Corretja entra a la
corte
El tenista español Alex Corretja
venció ayer a Carlos Moyá en la
final del Másters de su
país.
Agencia
EFE
Alex
Corretja mantuvo su dominio en pista cubierta
sobre Carlos Moyá y con un contundente
6-3 y 6-2 se proclamó por segunda vez en
su carrera Maestro Nacional de Tenis, al
derrotarle en la final disputada en el
pabellón 6 del recinto ferial de Ifema en
Madrid.
En una hora y 19 minutos, sin ceder una sola
vez su servicio y concediendo únicamente
un punto de ruptura en todo el partido, es
decir, demostrando una gran seguridad a pesar
del cansancio acumulado por los últimos
festejos de la Copa Davis, Corretja se hizo con
su séptimo título individual de la
temporada que él mismo calificó de
'mágica'.
Un gran año
El catalán ganó cinco
títulos ATP (Indian Wells, Gstaad,
Kitzbuehel, Washington y Toulouse), y el
campeonato de España. A ello hay que
sumar la medalla de plata en dobles en los
Juegos Olímpicos de Sydney, junto a
Albert Costa, y la final de la Copa Davis. Un
historial que se agranda con las semifinales en
Sydney y Roma, además de alcanzar los
cuartos de final en Roland Garros, Montecarlo,
Scottsdale y París-Bercy, una
súper sesión, cerrada ayer en el
último partido de la temporada
española.
"Gracias porque habéis conseguido que
ganase y todavía no sé exactamente
cómo", dijo Corretja al animado
público madrileño que ayer si
llenó la pista instalada en el Ifema con
cinco mil localidades.
Carlos Moyá tuvo su gran oportunidad
de romper su racha fatídica contra Alex
en pista cubierta.
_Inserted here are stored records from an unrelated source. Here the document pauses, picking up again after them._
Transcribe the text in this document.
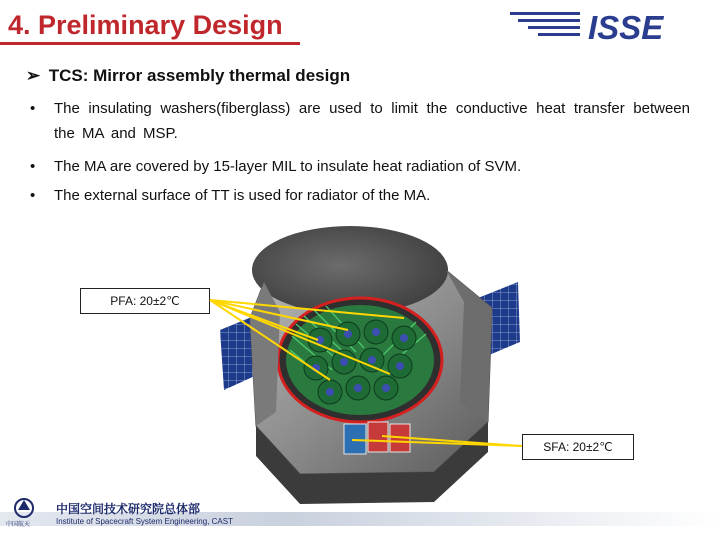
4. Preliminary Design	ISSE
➢ TCS: Mirror assembly thermal design
• The insulating washers(fiberglass) are used to limit the conductive heat transfer between the MA and MSP.
• The MA are covered by 15-layer MIL to insulate heat radiation of SVM.
• The external surface of TT is used for radiator of the MA.
PFA: 20±2℃
SFA: 20±2℃
中国航天
中国空间技术研究院总体部
Institute of Spacecraft System Engineering, CAST
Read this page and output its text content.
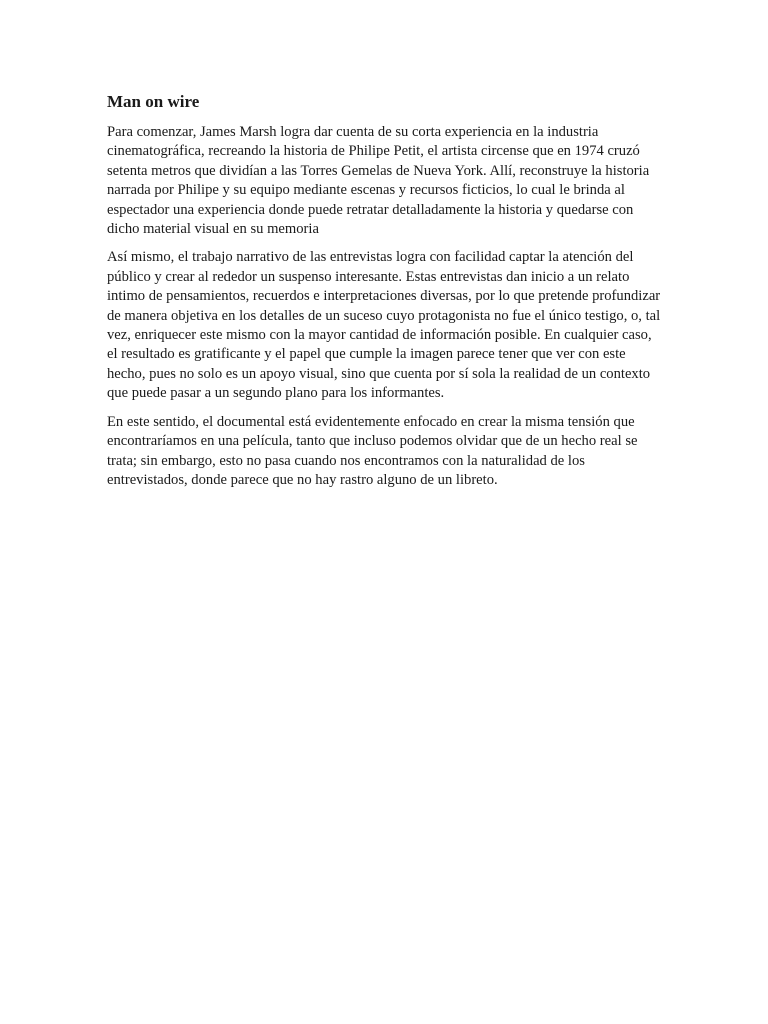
Man on wire

Para comenzar, James Marsh logra dar cuenta de su corta experiencia en la industria cinematográfica, recreando la historia de Philipe Petit, el artista circense que en 1974 cruzó setenta metros que dividían a las Torres Gemelas de Nueva York. Allí, reconstruye la historia narrada por Philipe y su equipo mediante escenas y recursos ficticios, lo cual le brinda al espectador una experiencia donde puede retratar detalladamente la historia y quedarse con dicho material visual en su memoria

Así mismo, el trabajo narrativo de las entrevistas logra con facilidad captar la atención del público y crear al rededor un suspenso interesante. Estas entrevistas dan inicio a un relato intimo de pensamientos, recuerdos e interpretaciones diversas, por lo que pretende profundizar de manera objetiva en los detalles de un suceso cuyo protagonista no fue el único testigo, o, tal vez, enriquecer este mismo con la mayor cantidad de información posible. En cualquier caso, el resultado es gratificante y el papel que cumple la imagen parece tener que ver con este hecho, pues no solo es un apoyo visual, sino que cuenta por sí sola la realidad de un contexto que puede pasar a un segundo plano para los informantes.

En este sentido, el documental está evidentemente enfocado en crear la misma tensión que encontraríamos en una película, tanto que incluso podemos olvidar que de un hecho real se trata; sin embargo, esto no pasa cuando nos encontramos con la naturalidad de los entrevistados, donde parece que no hay rastro alguno de un libreto.
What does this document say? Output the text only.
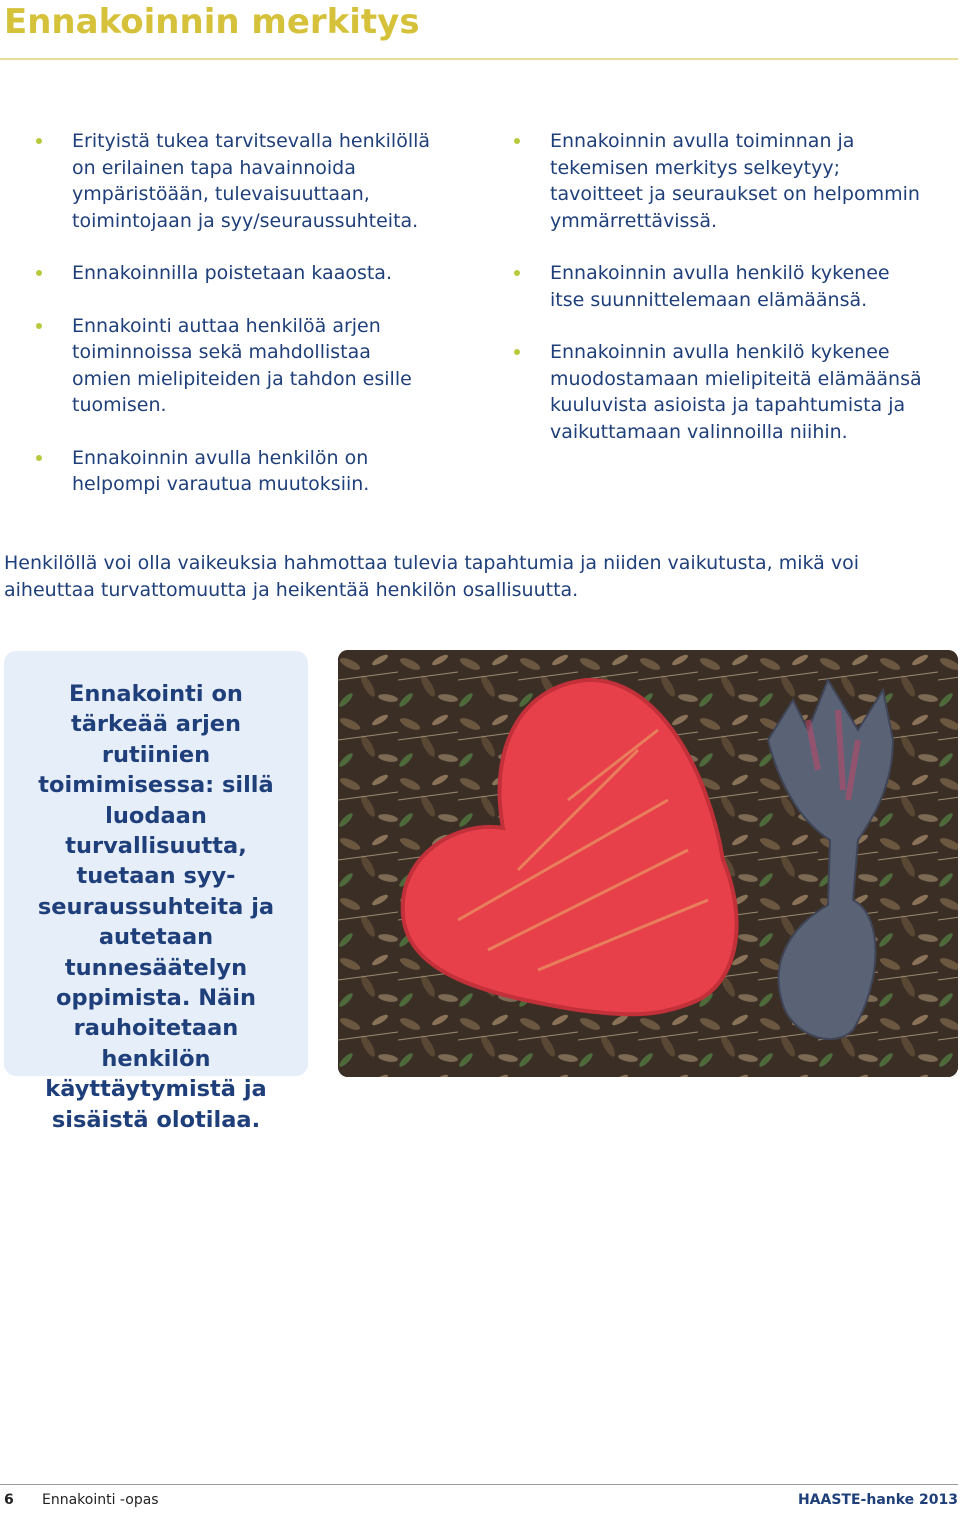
Ennakoinnin merkitys
Erityistä tukea tarvitsevalla henkilöllä on erilainen tapa havainnoida ympäristöään, tulevaisuuttaan, toimintojaan ja syy/seuraussuhteita.
Ennakoinnilla poistetaan kaaosta.
Ennakointi auttaa henkilöä arjen toiminnoissa sekä mahdollistaa omien mielipiteiden ja tahdon esille tuomisen.
Ennakoinnin avulla henkilön on helpompi varautua muutoksiin.
Ennakoinnin avulla toiminnan ja tekemisen merkitys selkeytyy; tavoitteet ja seuraukset on helpommin ymmärrettävissä.
Ennakoinnin avulla henkilö kykenee itse suunnittelemaan elämäänsä.
Ennakoinnin avulla henkilö kykenee muodostamaan mielipiteitä elämäänsä kuuluvista asioista ja tapahtumista ja vaikuttamaan valinnoilla niihin.

Henkilöllä voi olla vaikeuksia hahmottaa tulevia tapahtumia ja niiden vaikutusta, mikä voi aiheuttaa turvattomuutta ja heikentää henkilön osallisuutta.

Ennakointi on tärkeää arjen rutiinien toimimisessa: sillä luodaan turvallisuutta, tuetaan syy-seuraussuhteita ja autetaan tunnesäätelyn oppimista. Näin rauhoitetaan henkilön käyttäytymistä ja sisäistä olotilaa.

6 Ennakointi -opas	HAASTE-hanke 2013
El mallorquín no ha
podido nunca con él en los tres
enfrentamientos anteriores en esta
situación, las dos finales de los Masters
de Hannover y La Coruña (1998) y la de
este año en Toulouse.
Corretja se le atraganta, quizá porque
sabe restar su potente servicio que el primer
día le sirvió para levantar dos
bolas de partido contra Albert Portas, o porque
siente renovar sus fuerzas cuando tiene al un
campeón de Roland Garros enfrente.
El encuentro comenzó con una guerra
por comprobar quién golpeaba más
fuerte. Corretja no quería pasar
demasiado tiempo sobre la pista y jugó
como se debe en rápida: golpe de fondo y
aproximación con revés cortado, y
certera volea a continuación. De
inmediato se comprobó que su
táctica era la apropiada. Una ruptura en
el sexto juego (4-2) le dio la ventaja necesaria
para cerrar este parcial en cuarenta
minutos.
Moyá intentó cambiar el rumbo
de la historia pero su famosa derecha estaba
ayer en la funda de sus raquetas. El
mallorquín falló demasiado con su
mejor arma y posibilitó que Corretja
tomara la iniciativa y le pusiera en peligro
cada vez que servía. La segunda ruptura
de la tarde llegó en el tercer juego
(2-1) y continuó en el séptimo
(5-2).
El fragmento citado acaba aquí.